The “Washington Square” display is another highlight, bringing Hopper’s tender portraits of his wife Jo together with a stunning display of watercolours and drawings. Occasionally, however, groupings of the artist’s works perplex. Hopper’s poignant final oil painting Two Comedians (1966)—portraying him and his wife dressed as commedia dell’arte performers taking their final bow—is displayed next to the largely unrelated 1932 painting Room in New York, with no wall text to tell us of the former work’s significance.
Nevertheless, the diverse selection of works encourages us to do away with clichés and consider that Hopper’s vision of the city was as varied and complex as the man himself. What really stands out on seeing his urban paintings in the flesh is their surprisingly vibrant colouration, challenging the common idea that Hopper’s city pictures are dour or melancholy. Room in Brooklyn (1932) might at first suggest the alienation of its solitary protagonist, yet the warmth of its palette and the figure’s placement in a rectangle of golden light evokes something richer than loneliness—a trope Hopper himself felt was overdone.
Edward Hopper’s New York is the first Whitney exhibition to capitalise on the 2017 donation of the Sanborn Hopper Archive, which includes a trove of hitherto inaccessible or unseen artworks and ephemera from the artist’s lifetime amassed by Reverend Arthayer Sanborn—a former minister and caretaker of Hopper’s childhood home in Nyack, where the artist’s sister lived until her death in 1965. This donation, which was recently the focus of a New York Times investigation into Sanborn’s acquisition of the collection, forms the curatorial backbone of Edward Hopper’s New York.
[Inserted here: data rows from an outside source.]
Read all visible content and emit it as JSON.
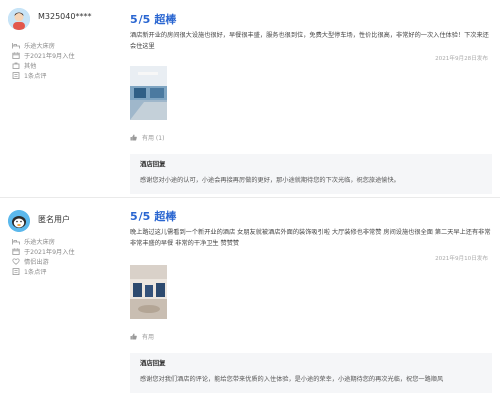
{
  "reviews": [
    {
      "user": "M325040****",
      "meta": [
        {
          "icon": "bed-icon",
          "text": "乐途大床房"
        },
        {
          "icon": "calendar-icon",
          "text": "于2021年9月入住"
        },
        {
          "icon": "trip-type-icon",
          "text": "其他"
        },
        {
          "icon": "review-count-icon",
          "text": "1条点评"
        }
      ],
      "score": "5",
      "score_suffix": "/5",
      "score_word": "超棒",
      "text": "酒店新开业的房间很大设施也很好，早餐很丰盛，服务也很到位，免费大型停车场，性价比很高，非常好的一次入住体验！下次来还会住这里",
      "date": "2021年9月28日发布",
      "helpful": "有用 (1)",
      "reply_title": "酒店回复",
      "reply_text": "感谢您对小途的认可，小途会再接再厉做的更好，那小途就期待您的下次光临，祝您旅途愉快。"
    },
    {
      "user": "匿名用户",
      "meta": [
        {
          "icon": "bed-icon",
          "text": "乐途大床房"
        },
        {
          "icon": "calendar-icon",
          "text": "于2021年9月入住"
        },
        {
          "icon": "trip-type-icon",
          "text": "情侣出游"
        },
        {
          "icon": "review-count-icon",
          "text": "1条点评"
        }
      ],
      "score": "5",
      "score_suffix": "/5",
      "score_word": "超棒",
      "text": "晚上路过这儿需看到一个新开业的酒店 女朋友就被酒店外面的装饰吸引啦 大厅装修也非常赞 房间设施也很全面 第二天早上还有非常非常丰盛的早餐 非常的干净卫生 赞赞赞",
      "date": "2021年9月10日发布",
      "helpful": "有用",
      "reply_title": "酒店回复",
      "reply_text": "感谢您对我们酒店的评论，能给您带来优质的入住体验，是小途的荣幸，小途期待您的再次光临，祝您一路顺风"
    }
  ]
}
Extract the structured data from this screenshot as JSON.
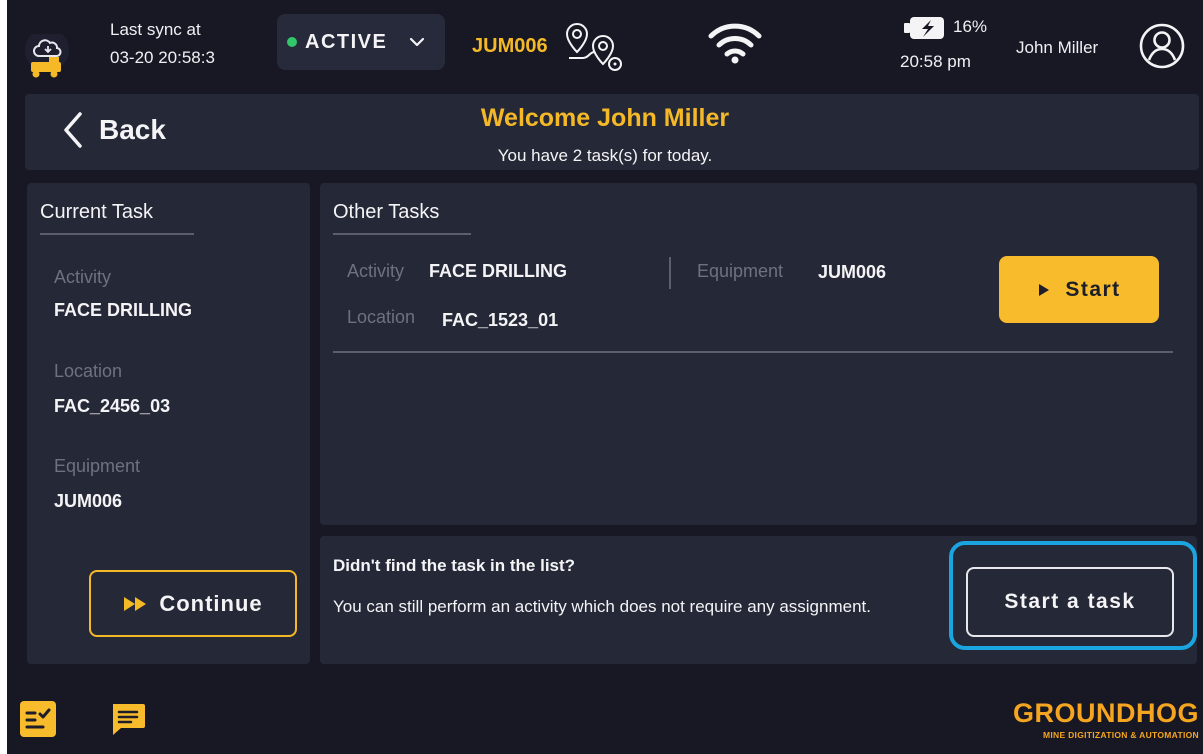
{
  "header": {
    "sync_line1": "Last sync at",
    "sync_line2": "03-20 20:58:3",
    "status": "ACTIVE",
    "equipment": "JUM006",
    "battery": "16%",
    "time": "20:58 pm",
    "user": "John Miller"
  },
  "welcome": {
    "back": "Back",
    "title": "Welcome John Miller",
    "subtitle": "You have 2 task(s) for today."
  },
  "current_task": {
    "title": "Current Task",
    "activity_label": "Activity",
    "activity": "FACE DRILLING",
    "location_label": "Location",
    "location": "FAC_2456_03",
    "equipment_label": "Equipment",
    "equipment": "JUM006",
    "continue": "Continue"
  },
  "other_tasks": {
    "title": "Other Tasks",
    "items": [
      {
        "activity_label": "Activity",
        "activity": "FACE DRILLING",
        "equipment_label": "Equipment",
        "equipment": "JUM006",
        "location_label": "Location",
        "location": "FAC_1523_01",
        "start": "Start"
      }
    ]
  },
  "find_task": {
    "title": "Didn't find the task in the list?",
    "body": "You can still perform an activity which does not require any assignment.",
    "button": "Start a task"
  },
  "brand": {
    "name": "GROUNDHOG",
    "tagline": "MINE DIGITIZATION & AUTOMATION"
  },
  "colors": {
    "background": "#171824",
    "panel": "#252837",
    "accent": "#f5b928",
    "active": "#31c76a",
    "highlight": "#1aa5e0"
  }
}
Throughout the exhibition, items from the archive take centre-stage, including never-before-seen notebooks, letters and photographs offering rare access to the artist’s personal life and effects.
Yet for all the detail these various items inject, one is left with the sense that Hopper remains curiously detached from the richer historical fabric of his age. He is scarcely related here to other New York cultural circles, for example; the influence of his teachers and compatriots at the New York School of Art is not mentioned in the section on Hopper’s “first impressions” of the city, despite their important impact on this formative phase of his development, and his relationships with artists, critics, curators and writers in New York are not discussed.
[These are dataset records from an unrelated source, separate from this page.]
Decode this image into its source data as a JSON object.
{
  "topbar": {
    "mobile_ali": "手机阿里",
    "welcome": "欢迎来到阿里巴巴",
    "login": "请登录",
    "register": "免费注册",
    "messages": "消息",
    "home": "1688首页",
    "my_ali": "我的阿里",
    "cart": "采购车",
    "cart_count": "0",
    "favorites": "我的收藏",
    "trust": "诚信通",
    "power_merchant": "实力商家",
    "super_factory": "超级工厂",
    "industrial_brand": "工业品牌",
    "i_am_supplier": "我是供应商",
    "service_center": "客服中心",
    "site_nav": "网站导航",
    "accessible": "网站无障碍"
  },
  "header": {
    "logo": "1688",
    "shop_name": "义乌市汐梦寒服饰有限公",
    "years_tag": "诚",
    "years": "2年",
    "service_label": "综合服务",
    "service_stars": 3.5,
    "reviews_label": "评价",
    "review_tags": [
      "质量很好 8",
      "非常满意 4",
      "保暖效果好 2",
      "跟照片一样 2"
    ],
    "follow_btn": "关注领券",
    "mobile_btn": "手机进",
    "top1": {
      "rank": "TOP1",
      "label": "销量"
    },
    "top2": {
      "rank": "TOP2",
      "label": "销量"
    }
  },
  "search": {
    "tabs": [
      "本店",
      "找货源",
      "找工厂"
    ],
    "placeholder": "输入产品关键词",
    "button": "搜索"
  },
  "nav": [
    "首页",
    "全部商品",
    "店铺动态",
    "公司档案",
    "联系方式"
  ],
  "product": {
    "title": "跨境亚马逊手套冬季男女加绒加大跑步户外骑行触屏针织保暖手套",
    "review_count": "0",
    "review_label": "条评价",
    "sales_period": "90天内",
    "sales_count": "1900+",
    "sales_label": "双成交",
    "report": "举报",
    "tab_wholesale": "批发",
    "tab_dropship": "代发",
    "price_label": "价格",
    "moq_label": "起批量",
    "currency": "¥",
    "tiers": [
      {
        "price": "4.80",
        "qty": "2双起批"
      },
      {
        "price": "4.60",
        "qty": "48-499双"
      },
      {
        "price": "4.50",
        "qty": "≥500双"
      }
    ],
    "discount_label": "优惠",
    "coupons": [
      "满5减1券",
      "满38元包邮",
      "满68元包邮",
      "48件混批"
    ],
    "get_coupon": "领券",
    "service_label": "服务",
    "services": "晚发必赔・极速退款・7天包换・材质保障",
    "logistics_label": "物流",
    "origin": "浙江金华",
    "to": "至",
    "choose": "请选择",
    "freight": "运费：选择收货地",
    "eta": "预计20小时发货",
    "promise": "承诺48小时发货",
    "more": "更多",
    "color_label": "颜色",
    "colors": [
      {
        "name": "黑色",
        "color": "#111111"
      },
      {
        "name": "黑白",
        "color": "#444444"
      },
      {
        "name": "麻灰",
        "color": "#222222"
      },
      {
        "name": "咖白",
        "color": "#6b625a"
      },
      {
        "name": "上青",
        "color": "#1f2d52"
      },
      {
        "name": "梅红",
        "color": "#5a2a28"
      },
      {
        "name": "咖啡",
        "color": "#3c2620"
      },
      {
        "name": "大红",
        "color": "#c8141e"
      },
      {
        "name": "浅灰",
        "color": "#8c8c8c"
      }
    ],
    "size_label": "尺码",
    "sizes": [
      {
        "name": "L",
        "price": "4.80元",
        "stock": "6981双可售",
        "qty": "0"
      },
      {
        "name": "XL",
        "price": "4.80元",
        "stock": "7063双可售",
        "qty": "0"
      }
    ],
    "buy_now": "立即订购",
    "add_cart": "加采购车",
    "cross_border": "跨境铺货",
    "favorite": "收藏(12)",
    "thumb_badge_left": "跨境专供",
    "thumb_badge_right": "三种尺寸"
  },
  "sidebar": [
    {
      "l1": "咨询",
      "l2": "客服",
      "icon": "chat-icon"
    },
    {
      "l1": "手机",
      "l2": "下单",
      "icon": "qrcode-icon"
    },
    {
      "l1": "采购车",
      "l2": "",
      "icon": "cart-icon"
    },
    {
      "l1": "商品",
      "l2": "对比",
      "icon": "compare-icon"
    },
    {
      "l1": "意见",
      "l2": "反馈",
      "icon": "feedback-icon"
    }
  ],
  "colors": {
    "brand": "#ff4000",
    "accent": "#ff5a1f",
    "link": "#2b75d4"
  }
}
• Edward Hopper's New York, Whitney Museum of American Art Until 5 March 2023
What other critics said about the exhibitions
In her review for The Guardian, Veronica Esposito praises the show for helping audiences to see Hopper anew. She concludes that the exhibition “will give tourists and longtime New Yorkers much reason to refresh their eyes and rediscover a city that they thought they knew”. However, she perhaps overstates the extent to which the show “eschews many of the artist’s most famous paintings”, since many of his most iconic urban works are featured here.
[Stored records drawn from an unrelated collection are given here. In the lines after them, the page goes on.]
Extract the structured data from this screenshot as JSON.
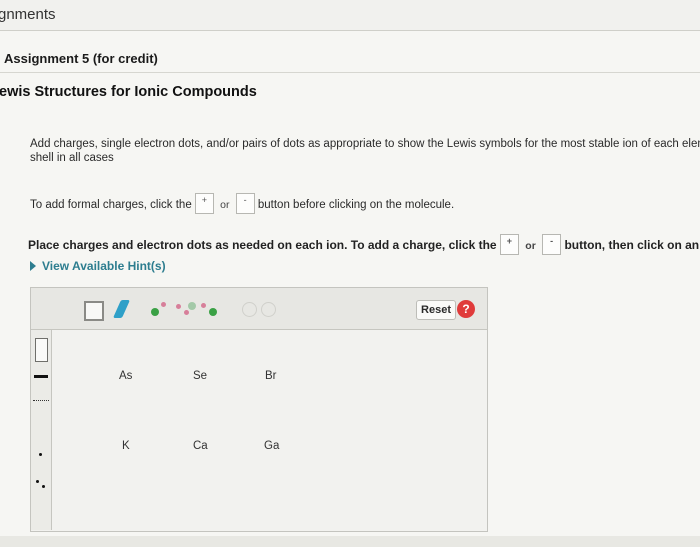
{
  "header": {
    "title": "gnments"
  },
  "assignment": {
    "title": "Assignment 5 (for credit)"
  },
  "problem": {
    "title": "ewis Structures for Ionic Compounds"
  },
  "instructions": {
    "line1": "Add charges, single electron dots, and/or pairs of dots as appropriate to show the Lewis symbols for the most stable ion of each elem",
    "line1b": "shell in all cases",
    "formal_prefix": "To add formal charges, click the",
    "or": "or",
    "formal_suffix": "button before clicking on the molecule.",
    "place_prefix": "Place charges and electron dots as needed on each ion. To add a charge, click the",
    "place_suffix": "button, then click on an ator",
    "plus": "+",
    "minus": "-"
  },
  "hints": {
    "label": "View Available Hint(s)"
  },
  "toolbar": {
    "reset_label": "Reset",
    "help_label": "?",
    "icons": [
      "select-icon",
      "pencil-icon",
      "single-electron-icon",
      "electron-pair-icon",
      "remove-electron-icon",
      "undo-icon",
      "redo-icon"
    ]
  },
  "elements": {
    "row1": [
      "As",
      "Se",
      "Br"
    ],
    "row2": [
      "K",
      "Ca",
      "Ga"
    ]
  },
  "colors": {
    "hint": "#2d7d8f",
    "help": "#e03b3b",
    "pencil": "#2fa0c8",
    "electron": "#3aa145"
  }
}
In a rave review for The New Yorker, Hilton Als describes the exhibition as “a terrific show based on a great idea, and it’s weird that no one thought to approach his work in this way before”, though it should be noted that Avis Berman’s 2005 book, also titled Edward Hopper’s New York, tackled the same subject, and other Hopper retrospectives have previously explored his relationship with New York through dedicated displays and catalogue essays.